Wednesday 22 February 2017

Jaa & Doo: The First Pieces

Tidak ada yang salah dalam pertemanan wajar antara Jaa dan Doo.
Sampai akhirnya Doo merasakan kupu-kupu hadir di perutnya tiap kali matanya menangkap Jaa sebagai objek yang mengalasankan itu jatuh tepat pada retina, lalu saat itu ia memutuskan bahwa ini mau.

Atau saat Jaa mengikrarkan sesuatu yang ia rasakan menjalar dari hati hingga ke kepala dengan liarnya, hingga membuat isi kepalanya semrawut acap kali memikirkan hal selain Doo, maka sejak saat itu ia memutuskan bahwa ini candu.

Entahlah, entah mana yang terlebih dulu.

.

Jaa yang berteman sepi merasa Doo adalah penghibur yang riang.
Ini temu.
Namun Jaa khilaf menyadari bahwa Doo berteman kuburan, hingga Jaa jatuh pada nyaman.
Ini semu.
.

Doo tidaklah begitu sendiri, namun ia pelamun sepi, segala hal ia anggap duri hingga menusuk dirinya sendiri, tawanya ceria, berbalut drama, hidupnya paksa.

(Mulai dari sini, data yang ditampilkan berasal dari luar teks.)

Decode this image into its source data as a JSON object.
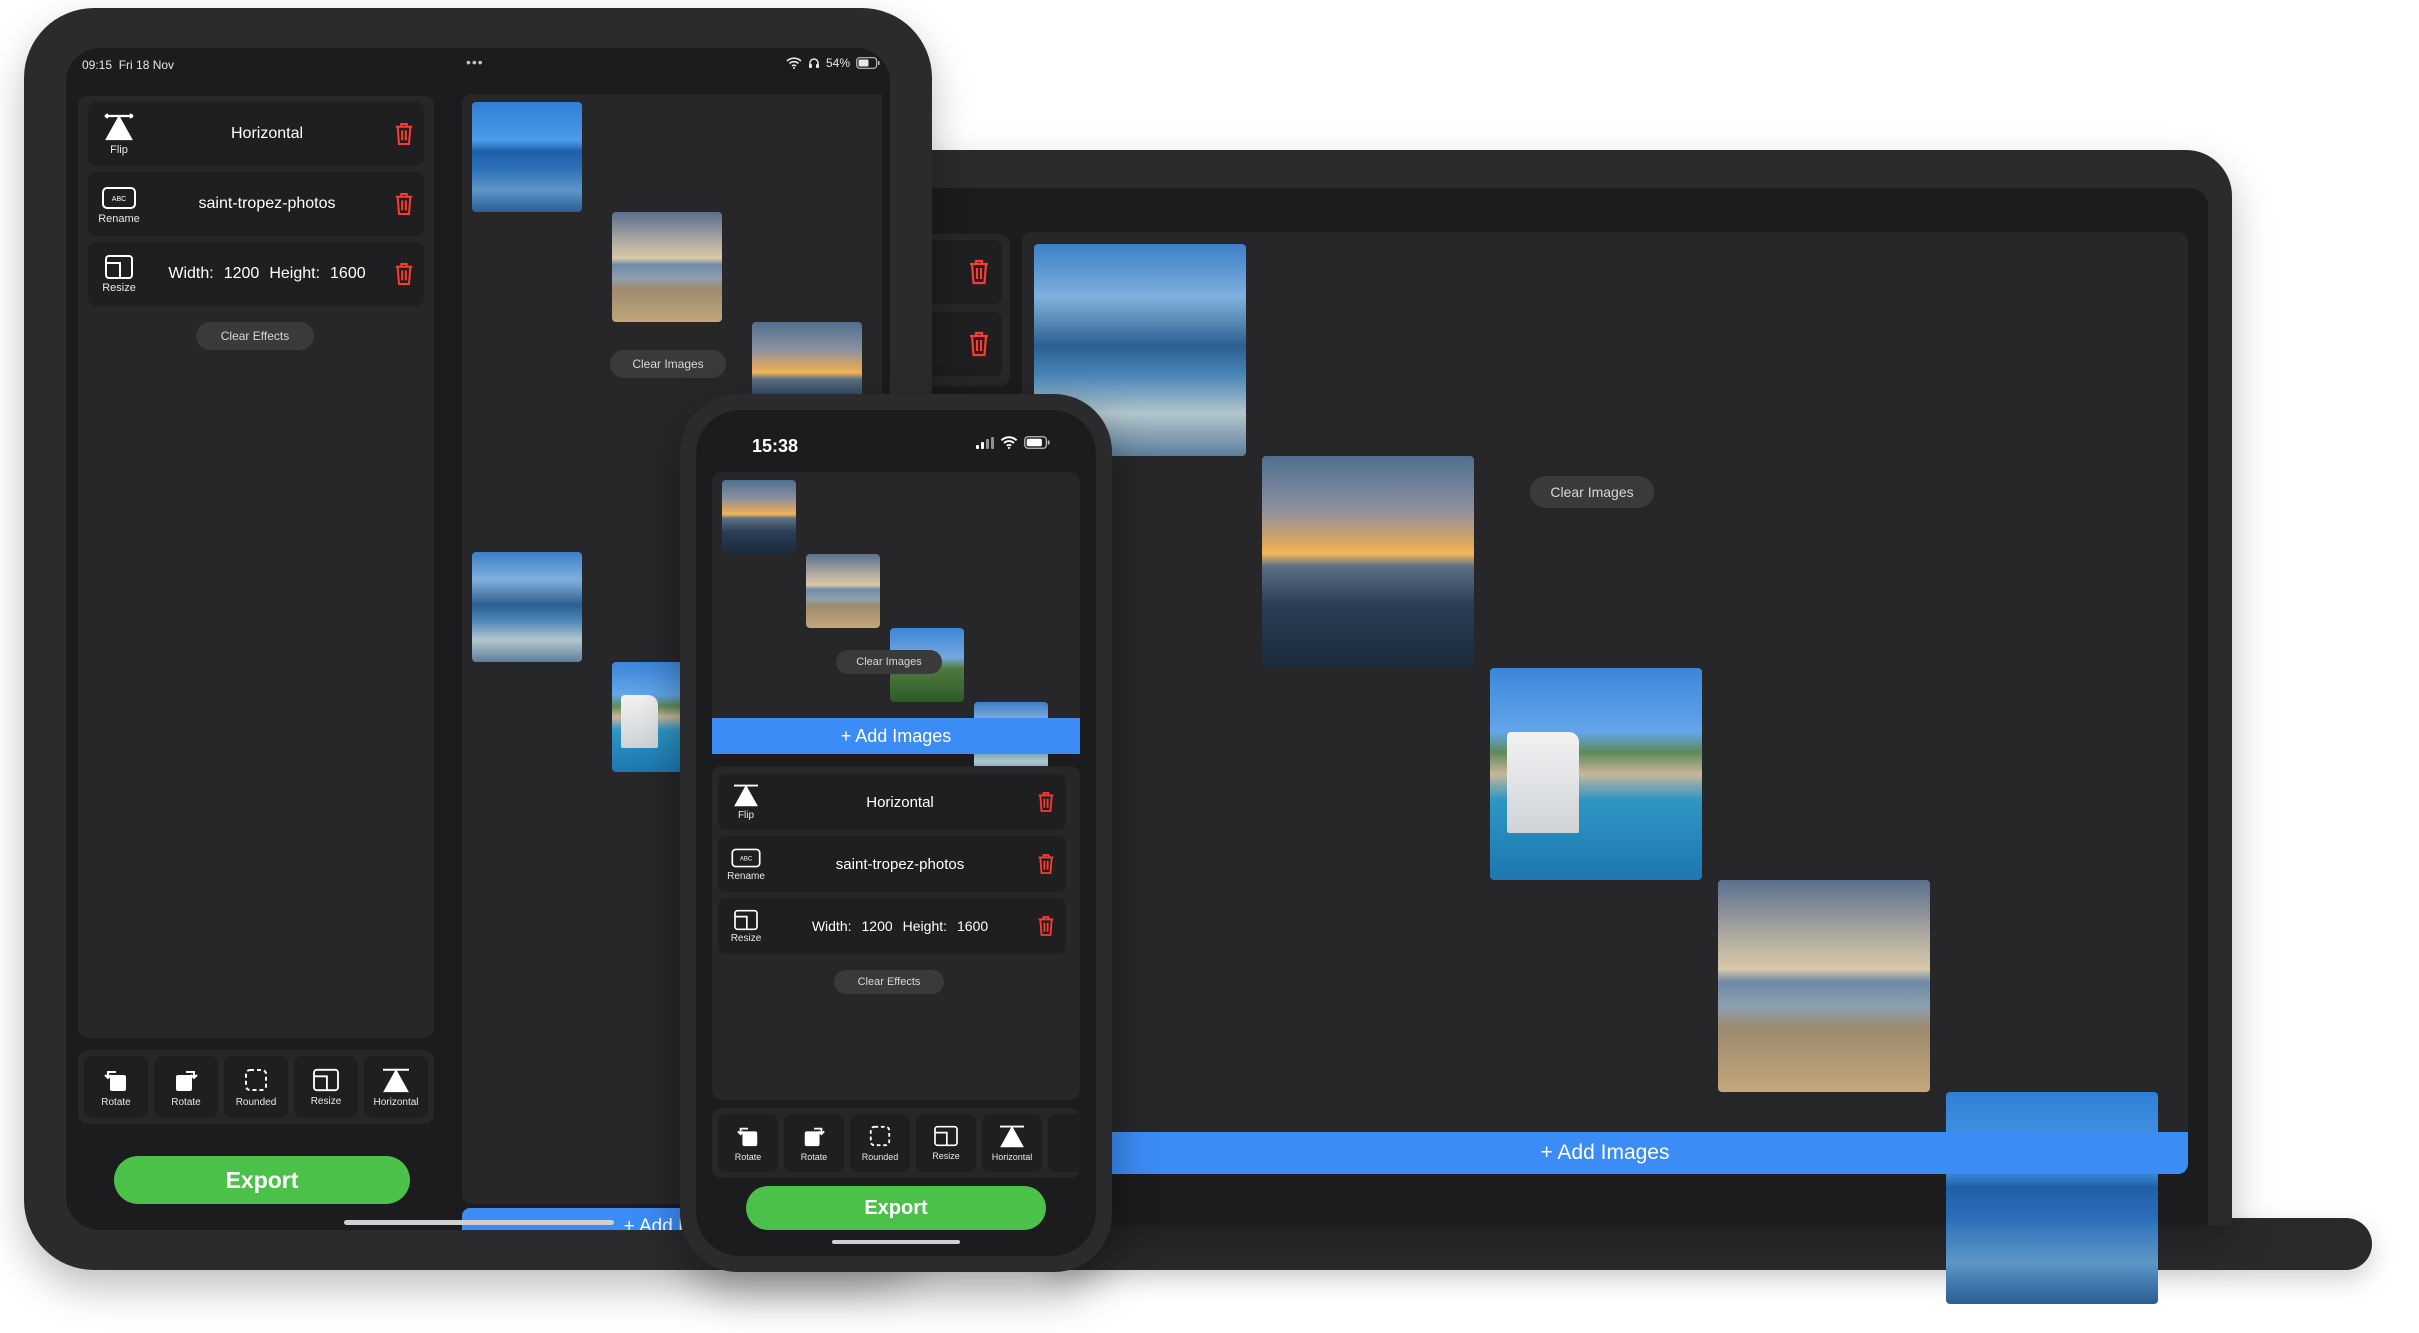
{
  "ipad": {
    "status": {
      "time": "09:15",
      "date": "Fri 18 Nov",
      "battery": "54%",
      "dots": "•••"
    },
    "effects": [
      {
        "icon": "flip-icon",
        "name": "Flip",
        "value": "Horizontal"
      },
      {
        "icon": "rename-icon",
        "name": "Rename",
        "value": "saint-tropez-photos"
      },
      {
        "icon": "resize-icon",
        "name": "Resize",
        "width_label": "Width:",
        "width": "1200",
        "height_label": "Height:",
        "height": "1600"
      }
    ],
    "clear_effects": "Clear Effects",
    "clear_images": "Clear Images",
    "tools": [
      "Rotate",
      "Rotate",
      "Rounded",
      "Resize",
      "Horizontal"
    ],
    "export": "Export",
    "add_images": "+ Add Images"
  },
  "mac": {
    "clear_images": "Clear Images",
    "add_images": "+ Add Images"
  },
  "phone": {
    "status": {
      "time": "15:38"
    },
    "clear_images": "Clear Images",
    "add_images": "+ Add Images",
    "effects": [
      {
        "icon": "flip-icon",
        "name": "Flip",
        "value": "Horizontal"
      },
      {
        "icon": "rename-icon",
        "name": "Rename",
        "value": "saint-tropez-photos"
      },
      {
        "icon": "resize-icon",
        "name": "Resize",
        "width_label": "Width:",
        "width": "1200",
        "height_label": "Height:",
        "height": "1600"
      }
    ],
    "clear_effects": "Clear Effects",
    "tools": [
      "Rotate",
      "Rotate",
      "Rounded",
      "Resize",
      "Horizontal"
    ],
    "export": "Export"
  },
  "colors": {
    "accent_blue": "#3c8cf5",
    "export_green": "#4cc14a",
    "trash_red": "#ff3b30"
  }
}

Begitulah ribuan hari ke depan di antara mereka tercipta, terselip diantara selasar pagi hingga senyum terik oleh matahari yang sesekali membumihanguskan, namun bangkit lagi pada redup sore yang kemudian menggoda jingga pada senja dan romantis malam dalam temaramnya yang diam.

Waktu-waktu pun berhenti tergugu pada hati yang dipaksa mau.
Terus begitu.

.

Sesekali tak lupa mereka menggila pada jarak dan kemudian berdamai kembali dengan hati. Tak jarang pula mereka melupa pada nyata dan menepiskan ilusi, hei itu hidup atau mimpi?

Hingga Doo pun terperanjat, menyadari Jaa yang menurutnya berubah. Jaa pun tak mau kalah, ia ikut mengeluh pada Doo yang menurutnya telah berubah pula. Mereka memarah sembari hati terus memintal. Hubungan jatuh dalam kesal tapi otak terus membebal.
Ini jauh dari kenal.

.

Lalu selasar pagi menyepi, terik matahari tak tahu senyum lagi, jingga meninggalkan bekas marah memerah pada senja yang menghitam, tanda langit berganti malam.
Semua terasa memuakkan. Doo berserapah dengan kalimat antah berantah.
Jaa terdiam dan berlalu ke entah.

.

Kini ratusan bulan berganti rupa, dari sabit ke cembung hingga bulat penuh merekah.
Langit yang mereka pandang tidaklah pernah sama, sebab perbedaan waktu dua negara.
Hatinya saja yang sama tapi langkahnya berbeda.

Inilah yang diserapahinya, mengapa tak dimatikannya saja kupu liar di limbung perutnya hingga habis tak tinggal sisa. Doo pun berlalu tanpa peduli jeda.
Jaa masih saja disana, memikirkan semrawut di kepala yang tak henti pada satu tanya, kapan reda?
Namun nasib tidak tunduk pada mereka.

.

Ini semua hanyalah cerita. Seperti yang kukabarkan padamu, ini hanya cerita. Jaa dan Doo tidak pernah ada. Karena mereka hanya liar dalam imaji kepala.

Sebab mereka memeluk lupa.
Sebab mereka tidak mengusahakan rasa.
Sebab mereka memilih pendarnya buang dari nalar kepala.
Sebab mereka tak mau ada tumpah pada mata.
Sebab mereka adalah sebab-musabab suatu cerita yang aku rindu itu ada.